2018年10月31日上午9:00 Jonathan Culpeper讲座信息
发布人:许雅缘  发布时间:2018-10-29   浏览次数:189


说明:因为讲座前有个客座教授敦聘仪式,烦请有来听讲座的老师于8:20到场。

讲座题目:Reciprocity and (Im)politeness: Some reflections

讲座时间:20181031日上午9:00-10:30

讲座地点:外国语学院多功能厅

讲座人:Jonathan CulpeperLancaster University


专家简介

Jonathan Culpeper is Professor of English Language and Linguistics in the Department of Linguistics and English Language at Lancaster University, UK. His research spans pragmatics, stylistics and the history of English. Recent publications include: Pragmatics and the English Language (2014, Palgrave; co-authored with Michael Haugh), The Palgrave Handbook of (Im)politeness (2017, Palgrave; co-edited with Michael Haugh and Dániel Kádár), Second Language Pragmatics: From Theory to Research (2018, Routledge; co-authored with Alison Mackey and Naoko Taguchi), and English Language: Description, Variation and Context (second edn., 2018, Palgrave; lead editor). For five years was co-editor-in-chief of the Journal of Pragmatics (2009-14). He is currently leading the £1 million AHRC-funded Encyclopaedia of Shakespeare's Language project.

讲座摘要:

Over the last two years, I have been working with Dr. Vittorio Tantucci on the notion of reciprocity in the context of (im)politeness. This paper elaborates on our work.

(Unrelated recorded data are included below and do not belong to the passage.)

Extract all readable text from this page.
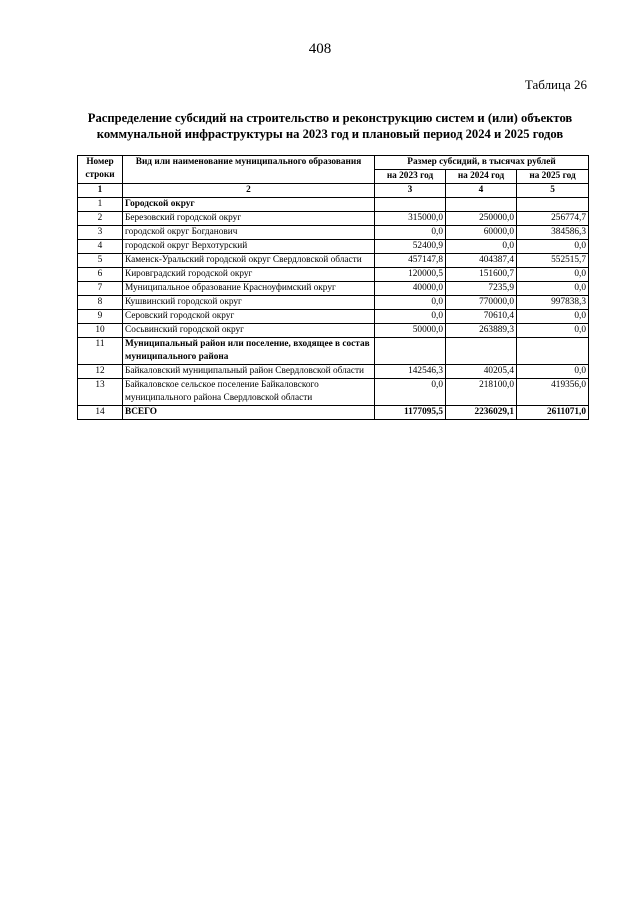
408
Таблица 26
Распределение субсидий на строительство и реконструкцию систем и (или) объектов
коммунальной инфраструктуры на 2023 год и плановый период 2024 и 2025 годов
Номер строки	Вид или наименование муниципального образования	Размер субсидий, в тысячах рублей		
		на 2023 год	на 2024 год	на 2025 год
1	2	3	4	5
1	Городской округ			
2	Березовский городской округ	315000,0	250000,0	256774,7
3	городской округ Богданович	0,0	60000,0	384586,3
4	городской округ Верхотурский	52400,9	0,0	0,0
5	Каменск-Уральский городской округ Свердловской области	457147,8	404387,4	552515,7
6	Кировградский городской округ	120000,5	151600,7	0,0
7	Муниципальное образование Красноуфимский округ	40000,0	7235,9	0,0
8	Кушвинский городской округ	0,0	770000,0	997838,3
9	Серовский городской округ	0,0	70610,4	0,0
10	Сосьвинский городской округ	50000,0	263889,3	0,0
11	Муниципальный район или поселение, входящее в состав муниципального района			
12	Байкаловский муниципальный район Свердловской области	142546,3	40205,4	0,0
13	Байкаловское сельское поселение Байкаловского муниципального района Свердловской области	0,0	218100,0	419356,0
14	ВСЕГО	1177095,5	2236029,1	2611071,0
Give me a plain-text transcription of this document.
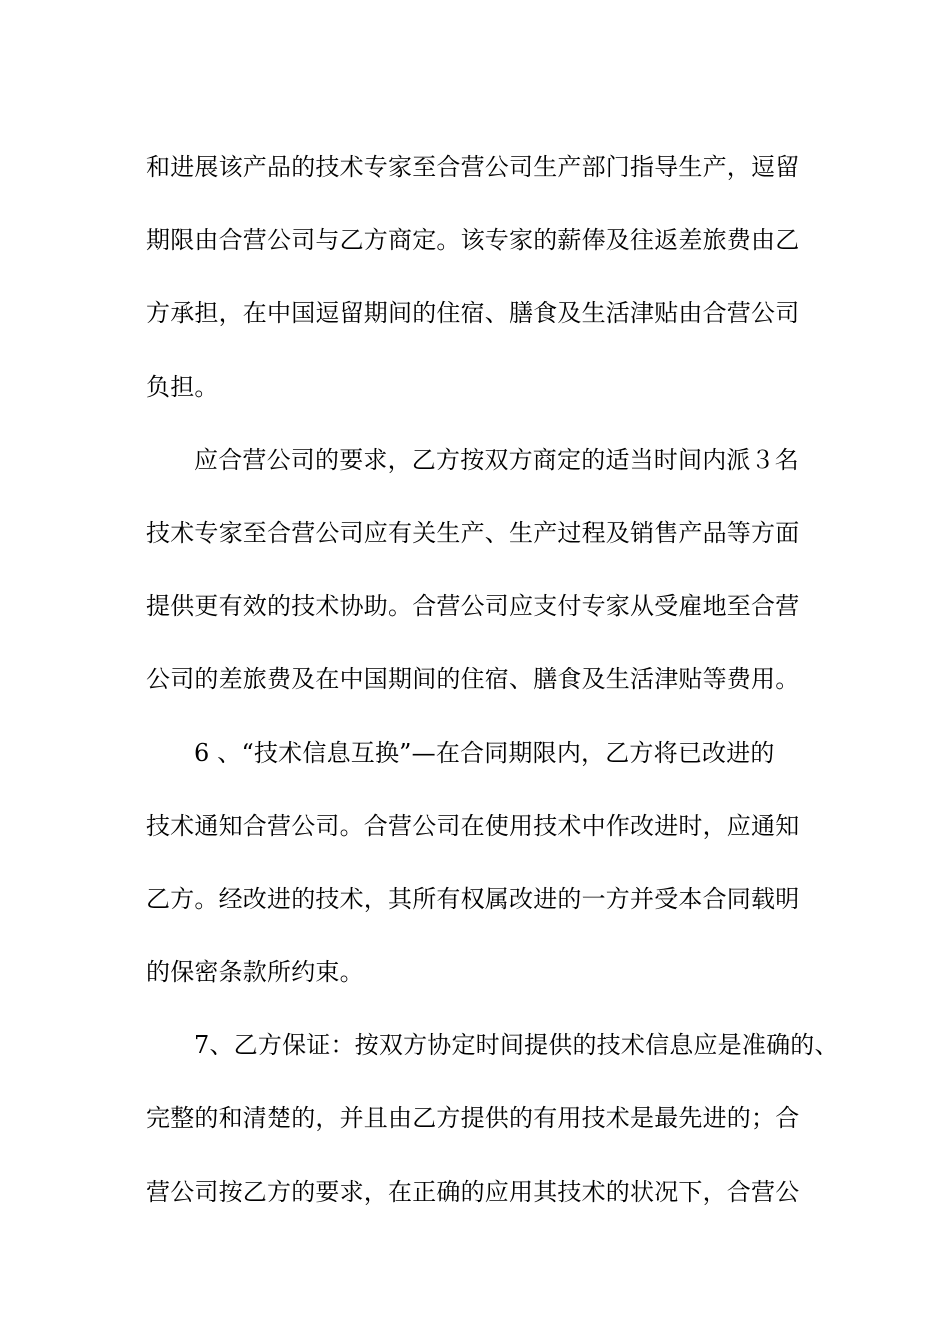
和进展该产品的技术专家至合营公司生产部门指导生产，逗留
期限由合营公司与乙方商定。该专家的薪俸及往返差旅费由乙
方承担，在中国逗留期间的住宿、膳食及生活津贴由合营公司
负担。
应合营公司的要求，乙方按双方商定的适当时间内派３名
技术专家至合营公司应有关生产、生产过程及销售产品等方面
提供更有效的技术协助。合营公司应支付专家从受雇地至合营
公司的差旅费及在中国期间的住宿、膳食及生活津贴等费用。
6 、“技术信息互换”—在合同期限内，乙方将已改进的
技术通知合营公司。合营公司在使用技术中作改进时，应通知
乙方。经改进的技术，其所有权属改进的一方并受本合同载明
的保密条款所约束。
7、乙方保证：按双方协定时间提供的技术信息应是准确的、
完整的和清楚的，并且由乙方提供的有用技术是最先进的；合
营公司按乙方的要求，在正确的应用其技术的状况下，合营公
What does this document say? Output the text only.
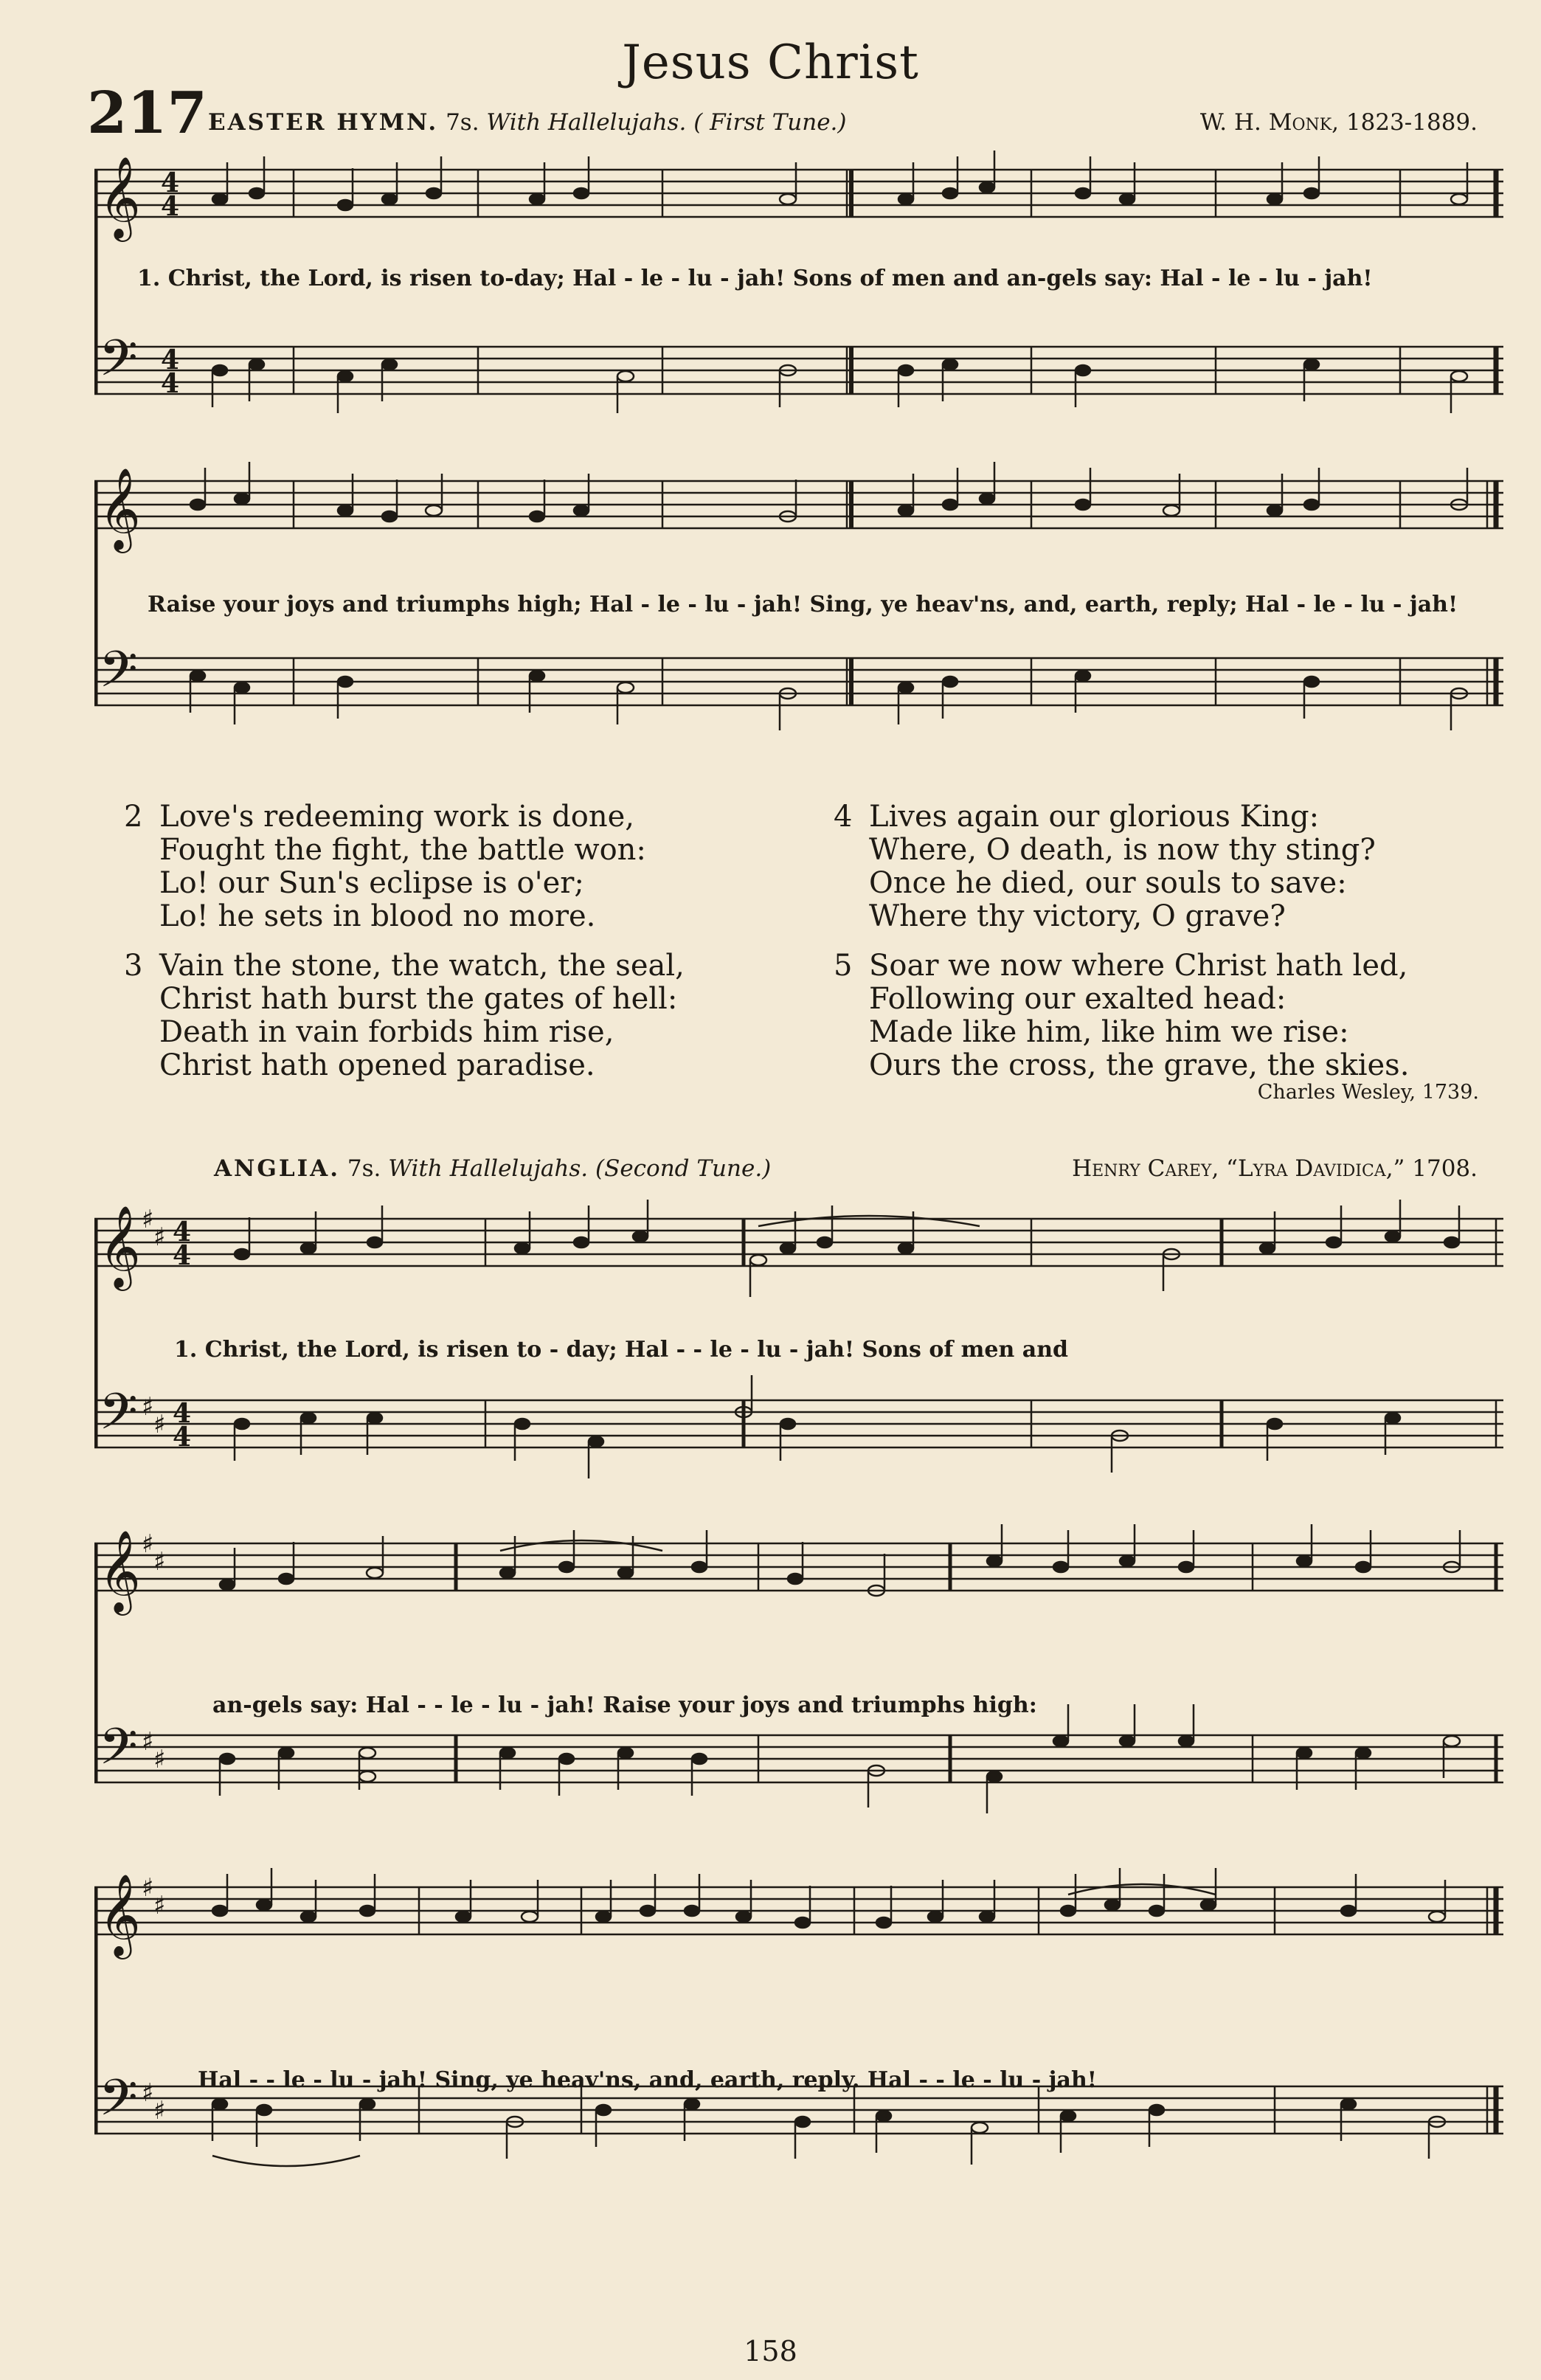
Jesus Christ
217 EASTER HYMN. 7s. With Hallelujahs. ( First Tune.)	W. H. Monk, 1823-1889.
𝄞
𝄢
4
4
4
4
1. Christ, the Lord, is risen to-day; Hal - le - lu - jah! Sons of men and an-gels say: Hal - le - lu - jah!
𝄞
𝄢
Raise your joys and triumphs high; Hal - le - lu - jah! Sing, ye heav'ns, and, earth, reply; Hal - le - lu - jah!
2 Love's redeeming work is done,
Fought the fight, the battle won:
Lo! our Sun's eclipse is o'er;
Lo! he sets in blood no more.
3 Vain the stone, the watch, the seal,
Christ hath burst the gates of hell:
Death in vain forbids him rise,
Christ hath opened paradise.
4 Lives again our glorious King:
Where, O death, is now thy sting?
Once he died, our souls to save:
Where thy victory, O grave?
5 Soar we now where Christ hath led,
Following our exalted head:
Made like him, like him we rise:
Ours the cross, the grave, the skies.
Charles Wesley, 1739.
ANGLIA. 7s. With Hallelujahs. (Second Tune.)	Henry Carey, “Lyra Davidica,” 1708.
𝄞
𝄢
♯
♯
♯
♯
4
4
4
4
1. Christ, the Lord, is risen to - day; Hal - - le - lu - jah! Sons of men and
𝄞
𝄢
♯
♯
♯
♯
an-gels say: Hal - - le - lu - jah! Raise your joys and triumphs high:
𝄞
𝄢
♯
♯
♯
♯
Hal - - le - lu - jah! Sing, ye heav'ns, and, earth, reply. Hal - - le - lu - jah!
158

A frequent dictum in many religions and legal frameworks, reciprocity has been discussed in social psychology and sociology in particular, the classic contribution being Gouldner (1960: 170). The background to our definition of reciprocity is Gouldner's suggestion that it is underpinned by a generalized moral norm [...] which defines certain actions and obligations as repayments for benefits received (1960: 170), and the idea of politeness as akin to a social payment (cf. Werkhofer  [1992] 2005: 170-2, 182-7). Reciprocity, in our view, is simply about maintaining a balance of social payments. A polite request makes a social credit that can be balanced by polite compliance; an insult makes a social debit that can be balanced by a counter insult.


Of course, interlocutors do not always comply with reciprocity. For example, in accord with the 'surplus' approach (Kasper 1990; Watts [1992] 2005), one way of achieving politeness is to respond to a formulaic ('politic') utterance with a more creatively polite one. Such deviations from reciprocity are of particular interest because they trigger further inferencing and/or reflect social constraints. I will map out and illustrate a matrix of reciprocity options, plotted according to the interlocutors' (im)politeness thresholds and whether they match or not. Matches might involve, for example, the performance of 'politic' behaviour or banter. Mismatches might involve, for example, a strong upshift as a means of seizing the moral high ground, or a strong downshift as a means of rejecting something and/or somebody.


Finally, I focus on reciprocity in the context of requestive exchanges. We have developed a method for modelling pragmatic constraints. It involves coding requestive exchanges in corpus data, substantiating our coding with an informant study, and then statistically plotting our results drawing on conditional inference trees, random forests (e.g. Tagliamonte & Baayen 2012) and distinctive collexeme modeling (e.g. Gries & Stefanowitsch 2004). This method aims at measuring the degree of attraction between (im-polite) requests and subsequent (un-)reciprocal responses.